I still don't understand why you can't see the "@s" from a Twitter accounts page.
It feels like you're shouting into the void unless you're Twitter famous. Why should I have to get a second job growing an online fanbase just to not get screwed over?
I do not know anyone that would consider contacting them for anything, nor do I know any business owners that would care if someone did contact them. Google reviews/yelp/TripAdvisor/twitter/etc reviews seem much more impactful.
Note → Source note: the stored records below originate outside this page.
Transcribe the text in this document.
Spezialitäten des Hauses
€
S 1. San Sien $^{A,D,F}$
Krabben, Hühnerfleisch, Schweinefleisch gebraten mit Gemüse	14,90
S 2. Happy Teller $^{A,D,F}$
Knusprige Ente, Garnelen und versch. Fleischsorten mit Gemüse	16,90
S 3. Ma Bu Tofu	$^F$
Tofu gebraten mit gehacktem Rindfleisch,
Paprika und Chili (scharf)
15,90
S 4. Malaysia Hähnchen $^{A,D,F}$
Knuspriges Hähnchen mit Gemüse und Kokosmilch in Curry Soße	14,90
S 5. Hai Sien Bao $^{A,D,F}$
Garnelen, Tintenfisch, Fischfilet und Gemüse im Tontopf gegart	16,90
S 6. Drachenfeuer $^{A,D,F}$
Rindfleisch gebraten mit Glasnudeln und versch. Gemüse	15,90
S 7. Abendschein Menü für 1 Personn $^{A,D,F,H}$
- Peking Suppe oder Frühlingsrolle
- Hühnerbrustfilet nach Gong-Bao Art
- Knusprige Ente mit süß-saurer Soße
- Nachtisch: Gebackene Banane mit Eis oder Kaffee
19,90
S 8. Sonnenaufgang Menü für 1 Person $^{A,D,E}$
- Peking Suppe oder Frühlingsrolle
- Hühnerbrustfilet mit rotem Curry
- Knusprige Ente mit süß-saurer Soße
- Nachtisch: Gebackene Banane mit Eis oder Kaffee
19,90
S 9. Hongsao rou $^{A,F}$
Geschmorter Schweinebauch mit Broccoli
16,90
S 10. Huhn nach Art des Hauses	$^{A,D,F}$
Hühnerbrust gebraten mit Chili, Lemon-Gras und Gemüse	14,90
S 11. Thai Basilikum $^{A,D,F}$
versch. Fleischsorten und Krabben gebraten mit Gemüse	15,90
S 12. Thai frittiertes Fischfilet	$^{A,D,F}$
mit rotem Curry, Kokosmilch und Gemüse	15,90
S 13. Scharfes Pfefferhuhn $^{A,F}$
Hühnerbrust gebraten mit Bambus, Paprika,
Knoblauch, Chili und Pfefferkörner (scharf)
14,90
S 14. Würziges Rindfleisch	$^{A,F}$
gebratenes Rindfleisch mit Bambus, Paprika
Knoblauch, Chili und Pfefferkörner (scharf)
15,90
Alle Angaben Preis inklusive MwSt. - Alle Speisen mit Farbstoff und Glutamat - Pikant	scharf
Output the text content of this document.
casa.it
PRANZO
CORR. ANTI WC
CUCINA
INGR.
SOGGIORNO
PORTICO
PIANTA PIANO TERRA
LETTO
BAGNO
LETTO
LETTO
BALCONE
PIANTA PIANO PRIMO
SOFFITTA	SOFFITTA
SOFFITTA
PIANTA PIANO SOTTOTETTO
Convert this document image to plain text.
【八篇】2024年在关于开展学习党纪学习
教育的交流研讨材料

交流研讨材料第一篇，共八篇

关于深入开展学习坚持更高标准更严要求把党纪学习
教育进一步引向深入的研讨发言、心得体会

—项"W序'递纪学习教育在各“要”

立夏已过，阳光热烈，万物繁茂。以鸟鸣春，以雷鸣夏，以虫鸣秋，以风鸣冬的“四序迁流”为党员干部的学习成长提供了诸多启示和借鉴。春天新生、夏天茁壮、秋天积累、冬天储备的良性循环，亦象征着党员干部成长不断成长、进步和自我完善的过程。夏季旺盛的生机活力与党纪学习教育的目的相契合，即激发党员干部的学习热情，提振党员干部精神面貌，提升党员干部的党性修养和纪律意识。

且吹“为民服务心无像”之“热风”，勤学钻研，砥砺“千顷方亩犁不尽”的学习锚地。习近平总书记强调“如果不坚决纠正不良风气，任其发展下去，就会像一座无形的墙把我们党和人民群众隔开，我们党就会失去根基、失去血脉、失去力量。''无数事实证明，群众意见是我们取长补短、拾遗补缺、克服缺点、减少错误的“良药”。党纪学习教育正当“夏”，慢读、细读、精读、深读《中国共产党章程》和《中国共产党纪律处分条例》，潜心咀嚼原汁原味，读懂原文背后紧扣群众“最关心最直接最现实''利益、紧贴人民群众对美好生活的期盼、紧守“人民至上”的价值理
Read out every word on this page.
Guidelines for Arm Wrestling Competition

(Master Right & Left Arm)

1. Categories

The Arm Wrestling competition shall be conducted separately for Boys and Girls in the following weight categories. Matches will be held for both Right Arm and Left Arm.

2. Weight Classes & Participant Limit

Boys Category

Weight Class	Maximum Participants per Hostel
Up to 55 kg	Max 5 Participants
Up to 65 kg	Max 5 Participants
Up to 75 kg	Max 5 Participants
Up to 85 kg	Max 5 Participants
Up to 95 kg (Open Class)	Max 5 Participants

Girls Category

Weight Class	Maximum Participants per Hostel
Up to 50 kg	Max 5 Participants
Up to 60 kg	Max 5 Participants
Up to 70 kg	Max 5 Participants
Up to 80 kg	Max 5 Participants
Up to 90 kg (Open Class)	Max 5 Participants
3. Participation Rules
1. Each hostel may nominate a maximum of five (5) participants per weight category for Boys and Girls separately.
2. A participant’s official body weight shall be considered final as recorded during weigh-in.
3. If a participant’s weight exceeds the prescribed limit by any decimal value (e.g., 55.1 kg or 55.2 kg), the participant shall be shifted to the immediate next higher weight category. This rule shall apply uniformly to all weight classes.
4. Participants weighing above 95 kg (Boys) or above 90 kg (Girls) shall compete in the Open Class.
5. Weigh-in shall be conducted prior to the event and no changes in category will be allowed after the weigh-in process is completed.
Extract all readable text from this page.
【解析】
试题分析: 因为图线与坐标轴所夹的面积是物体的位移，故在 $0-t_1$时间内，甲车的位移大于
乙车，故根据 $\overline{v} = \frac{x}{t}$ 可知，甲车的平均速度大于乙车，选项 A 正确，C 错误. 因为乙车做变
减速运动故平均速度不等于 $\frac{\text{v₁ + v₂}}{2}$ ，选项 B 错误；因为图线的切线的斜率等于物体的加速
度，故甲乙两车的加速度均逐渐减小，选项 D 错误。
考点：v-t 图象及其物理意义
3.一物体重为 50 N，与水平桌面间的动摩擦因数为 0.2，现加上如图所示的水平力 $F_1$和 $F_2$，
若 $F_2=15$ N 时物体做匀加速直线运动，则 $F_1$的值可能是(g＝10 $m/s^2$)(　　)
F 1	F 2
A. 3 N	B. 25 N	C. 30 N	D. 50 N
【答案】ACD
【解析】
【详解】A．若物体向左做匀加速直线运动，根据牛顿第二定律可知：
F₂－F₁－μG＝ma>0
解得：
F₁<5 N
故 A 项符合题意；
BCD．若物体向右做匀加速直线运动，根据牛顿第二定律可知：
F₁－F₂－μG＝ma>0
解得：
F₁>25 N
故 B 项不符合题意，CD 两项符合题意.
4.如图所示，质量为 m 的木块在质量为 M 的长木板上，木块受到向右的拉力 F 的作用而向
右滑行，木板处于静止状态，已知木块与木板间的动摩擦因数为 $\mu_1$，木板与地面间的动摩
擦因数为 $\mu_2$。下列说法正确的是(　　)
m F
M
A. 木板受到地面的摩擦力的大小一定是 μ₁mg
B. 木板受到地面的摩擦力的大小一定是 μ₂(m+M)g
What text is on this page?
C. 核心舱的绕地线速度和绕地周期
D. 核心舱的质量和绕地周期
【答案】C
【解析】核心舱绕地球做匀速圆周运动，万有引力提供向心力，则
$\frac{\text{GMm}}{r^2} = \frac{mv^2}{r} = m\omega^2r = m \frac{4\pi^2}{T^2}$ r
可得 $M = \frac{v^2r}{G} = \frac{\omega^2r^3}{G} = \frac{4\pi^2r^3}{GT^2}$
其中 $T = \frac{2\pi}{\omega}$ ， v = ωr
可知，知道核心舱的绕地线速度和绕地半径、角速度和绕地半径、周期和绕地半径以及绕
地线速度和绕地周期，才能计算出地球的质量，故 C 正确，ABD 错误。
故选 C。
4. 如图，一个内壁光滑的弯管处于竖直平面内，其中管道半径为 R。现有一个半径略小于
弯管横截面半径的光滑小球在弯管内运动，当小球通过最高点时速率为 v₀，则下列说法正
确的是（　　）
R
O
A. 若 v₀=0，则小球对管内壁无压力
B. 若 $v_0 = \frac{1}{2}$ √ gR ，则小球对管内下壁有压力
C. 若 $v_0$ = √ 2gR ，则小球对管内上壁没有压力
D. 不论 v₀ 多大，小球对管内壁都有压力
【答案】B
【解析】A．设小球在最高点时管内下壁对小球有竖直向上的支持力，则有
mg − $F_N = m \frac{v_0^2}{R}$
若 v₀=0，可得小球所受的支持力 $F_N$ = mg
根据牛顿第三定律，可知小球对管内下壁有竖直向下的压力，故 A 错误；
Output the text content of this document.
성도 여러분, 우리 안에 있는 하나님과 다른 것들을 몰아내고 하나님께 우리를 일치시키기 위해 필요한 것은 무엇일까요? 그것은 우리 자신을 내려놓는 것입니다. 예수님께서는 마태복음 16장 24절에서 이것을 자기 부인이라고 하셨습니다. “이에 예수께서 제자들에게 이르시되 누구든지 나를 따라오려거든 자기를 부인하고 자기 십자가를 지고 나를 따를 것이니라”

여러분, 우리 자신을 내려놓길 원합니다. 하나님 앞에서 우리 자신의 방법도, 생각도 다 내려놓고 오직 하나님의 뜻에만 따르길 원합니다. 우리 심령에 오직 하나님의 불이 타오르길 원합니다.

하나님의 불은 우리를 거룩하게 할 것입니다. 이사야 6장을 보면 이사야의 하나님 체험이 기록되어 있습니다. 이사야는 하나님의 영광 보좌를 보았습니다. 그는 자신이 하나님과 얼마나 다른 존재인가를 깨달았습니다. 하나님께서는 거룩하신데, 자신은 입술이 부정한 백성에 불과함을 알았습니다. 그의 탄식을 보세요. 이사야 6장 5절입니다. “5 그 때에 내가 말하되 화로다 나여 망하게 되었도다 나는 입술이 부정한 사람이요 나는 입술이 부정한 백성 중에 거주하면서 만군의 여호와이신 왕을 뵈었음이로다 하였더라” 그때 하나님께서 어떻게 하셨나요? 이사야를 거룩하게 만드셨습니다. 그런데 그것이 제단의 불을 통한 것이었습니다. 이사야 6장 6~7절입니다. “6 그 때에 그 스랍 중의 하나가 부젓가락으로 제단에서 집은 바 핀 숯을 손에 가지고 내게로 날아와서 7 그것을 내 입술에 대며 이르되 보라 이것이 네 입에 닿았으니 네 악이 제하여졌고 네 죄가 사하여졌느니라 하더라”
Or a chargeback with payment card company is the problem is really serious.
I mean - there are billions of tools out there and you can't be expected to personally vet all of them - but if my experience in leveraging the BBB has been quite fruitful and your experience is just a lack of any interactions then doesn't it make sense that you might be clinging to ignorance in this instance?
how would people use it? if i have a complaint i would search for other people making the same complaint? even if it's something like "my burger was cold"?
The other customer would know it wasn't a one-off issue and feel more justified airing their grievances in a public forum since it may be a systemic issue. If a burger king location served a burger cold once in thirty years of operations yea I still want a replacement burger but it's no biggie - if it does that dozens of times a day their corporate image deserves to be dragged through the mud.
When it's a restaurant we regularly patronize we can offer the feedback directly with confidence about the severity, when it's something we use once in a blue moon (like an airline for most of us) we don't know if that poor service was basically par for the course.